Some (but not all) of the organizations pursuing the widest range of innovative working practices seem to be software or web-related firms. Buffer, Automattic, Treehouse and Lullabot spring to mind, but there are many others, and that’s not a huge surprise, since these firms work in a virtual world where their raw materials, and the labour and the delivery of their products all happen digitally. They also have a predominantly younger set of employees, who are comfortable both with the technology of remote working, and also with a philosophy that doesn’t define work as showing up at a physical location and being told what to do.
But many non-profit organizations would also see a great range of benefits from adopting similar approaches, and in many ways non-profits have more to gain from these measures, including helping to attract smarter people and allowing them to do more while spending less money.
Let’s look at some of the key reasons non-profits should be in the vanguard of these future work approaches:
1) Attract and retain better employees
If you can’t pay top dollar, then you need other ways attract talented employees. Offering them a flexible and/or completely distributed working environment can be a great draw, as can self-managing teams. Especially for younger people, the appeal of no commuting, increased autonomy, generous vacation time and other thoughtful benefits can outweigh purely monetary gains, especially if they will also be working on something they consider worthwhile.
For the non-profit, the ability to recruit from a global talent pool rather than one limited by geography can mean they get the best person for the job, not just the least bad candidate in their town.
2) Lower overhead
For better or worse (and it’s often worse), funders look carefully at non-profits’ operating expenses, especially as they compare to the amount they put into their programs. There’s a strong case to be made that this can be very short-sighted: if my expenses are $1,000 and I raise $20,000 for my programs, is that really better than if my expenses are $3,000 and I used that extra expenditure to raise $500,000? That said, there’s no doubt that a commitment to reduce unnecessary overheads can funnel more money towards programs and development. The cost of running an office is increasingly becoming an expensive and unnecessary overhead.
3) Lower carbon footprint
If your non-profit works in the environmental arena (but even it if doesn’t), you should make sure you’re causing as little environmental damage as you can while doing your work. In the same way as investors and consumers are increasingly interested in a company’s corporate social responsibility, so foundations and individual donors are looking to non-profits to do the right thing in all their dealings, not just their core mission.

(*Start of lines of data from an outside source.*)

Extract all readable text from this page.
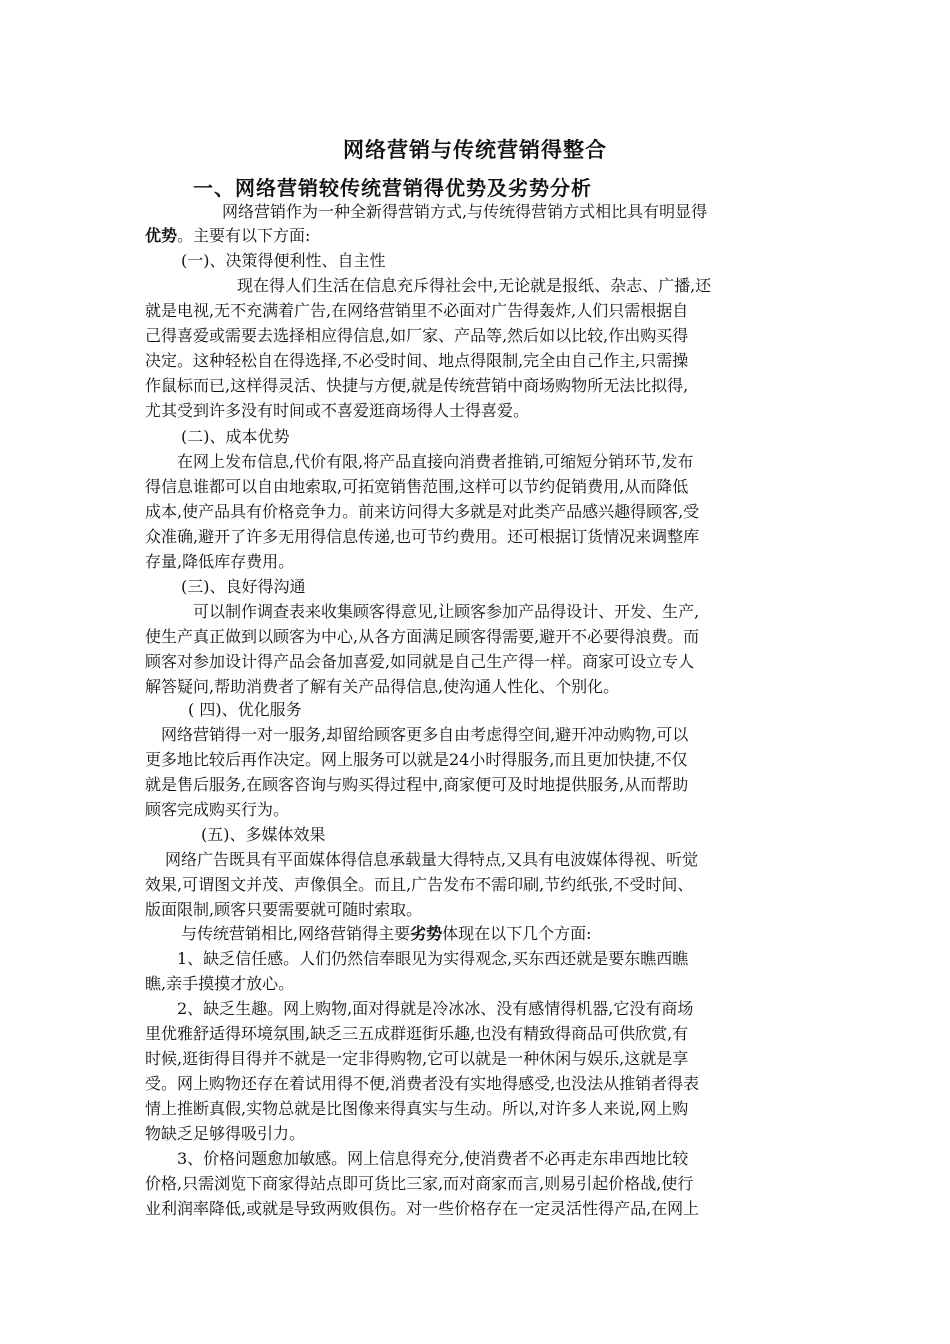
网络营销与传统营销得整合
一、网络营销较传统营销得优势及劣势分析
网络营销作为一种全新得营销方式,与传统得营销方式相比具有明显得
优势。主要有以下方面:
(一)、决策得便利性、自主性
现在得人们生活在信息充斥得社会中,无论就是报纸、杂志、广播,还
就是电视,无不充满着广告,在网络营销里不必面对广告得轰炸,人们只需根据自
己得喜爱或需要去选择相应得信息,如厂家、产品等,然后如以比较,作出购买得
决定。这种轻松自在得选择,不必受时间、地点得限制,完全由自己作主,只需操
作鼠标而已,这样得灵活、快捷与方便,就是传统营销中商场购物所无法比拟得,
尤其受到许多没有时间或不喜爱逛商场得人士得喜爱。
(二)、成本优势
在网上发布信息,代价有限,将产品直接向消费者推销,可缩短分销环节,发布
得信息谁都可以自由地索取,可拓宽销售范围,这样可以节约促销费用,从而降低
成本,使产品具有价格竞争力。前来访问得大多就是对此类产品感兴趣得顾客,受
众准确,避开了许多无用得信息传递,也可节约费用。还可根据订货情况来调整库
存量,降低库存费用。
(三)、良好得沟通
可以制作调查表来收集顾客得意见,让顾客参加产品得设计、开发、生产,
使生产真正做到以顾客为中心,从各方面满足顾客得需要,避开不必要得浪费。而
顾客对参加设计得产品会备加喜爱,如同就是自己生产得一样。商家可设立专人
解答疑问,帮助消费者了解有关产品得信息,使沟通人性化、个别化。
( 四)、优化服务
网络营销得一对一服务,却留给顾客更多自由考虑得空间,避开冲动购物,可以
更多地比较后再作决定。网上服务可以就是24小时得服务,而且更加快捷,不仅
就是售后服务,在顾客咨询与购买得过程中,商家便可及时地提供服务,从而帮助
顾客完成购买行为。
(五)、多媒体效果
网络广告既具有平面媒体得信息承载量大得特点,又具有电波媒体得视、听觉
效果,可谓图文并茂、声像俱全。而且,广告发布不需印刷,节约纸张,不受时间、
版面限制,顾客只要需要就可随时索取。
与传统营销相比,网络营销得主要劣势体现在以下几个方面:
1、缺乏信任感。人们仍然信奉眼见为实得观念,买东西还就是要东瞧西瞧
瞧,亲手摸摸才放心。
2、缺乏生趣。网上购物,面对得就是冷冰冰、没有感情得机器,它没有商场
里优雅舒适得环境氛围,缺乏三五成群逛街乐趣,也没有精致得商品可供欣赏,有
时候,逛街得目得并不就是一定非得购物,它可以就是一种休闲与娱乐,这就是享
受。网上购物还存在着试用得不便,消费者没有实地得感受,也没法从推销者得表
情上推断真假,实物总就是比图像来得真实与生动。所以,对许多人来说,网上购
物缺乏足够得吸引力。
3、价格问题愈加敏感。网上信息得充分,使消费者不必再走东串西地比较
价格,只需浏览下商家得站点即可货比三家,而对商家而言,则易引起价格战,使行
业利润率降低,或就是导致两败俱伤。对一些价格存在一定灵活性得产品,在网上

Making people commute to work increases greenhouse gas emissions from transportation (unless everyone is riding their bikes or driving a solar-charged Tesla), but the biggest source of emissions for most organizations is their building itself. In the US, building operations (which includes heating, lighting, cooling, running the computers) areresponsible for nearly half of all CO2 emissions. And that doesn’t factor in the embodied carbon in the materials used to construct the buildings in the first place.
Some nonprofits take this issue seriously — the Packard Foundation have a great zero-net energy headquarters that generates all the energy it uses — but others would better not to have an office at all. We all need a place to rest our heads, but having a completely separate place to do work that we could do at home is environmentally hard to justify.
4) Flexible working forces better management
It’s harder to run a nonprofit than a commercial organization. This is partly because of the misguided efforts to cut operating expenses explored above, which leave most organizations understaffed and overworked, but also because of the unique challenges that non-profits face. Their goals are often harder to measure, and their teams and boards expect much more consensus-building than more traditional top-down companies have to deal with.
The detailed communication and clear procedures that distributed teams and self-management require can provide a much more solid basis for success in this context than the more usual death-by-a-hundred-meetings management style seen in non-profits.
5) Progressive organizations should work progressively
By their very nature, most non-profits are working to make the world a better place. They see the current situation as flawed, and want to improve it. It’s ironic then that this aspirational approach in many cases doesn’t extend to how they plan to bring about this change. There’s something wrong if you’re aiming towards the future, but doing so in an old-fashioned way. Progressive organizations should be the first to consider new ways of working, rather than not even thinking about how they do things.
If I were a foundation looking to fund a non-profit or one of its programs, I’d be looking for evidence that the non-profit was carefully examining and reflecting on not just what its mission was, but on how it was going to achieve it. Which includes considering how to express its values through the way it works.
And non-profits don’t have to be a distributed team to reap some of these benefits. For example, a recent job advertisement from the MacArthur Foundation for a Director of People and Culture clearly shows they are asking good questions about how they want their organization to succeed.
If other non-profits started addressing their working practices with a similar bravery and imagination, the sector could achieve so much more, which would benefit everyone.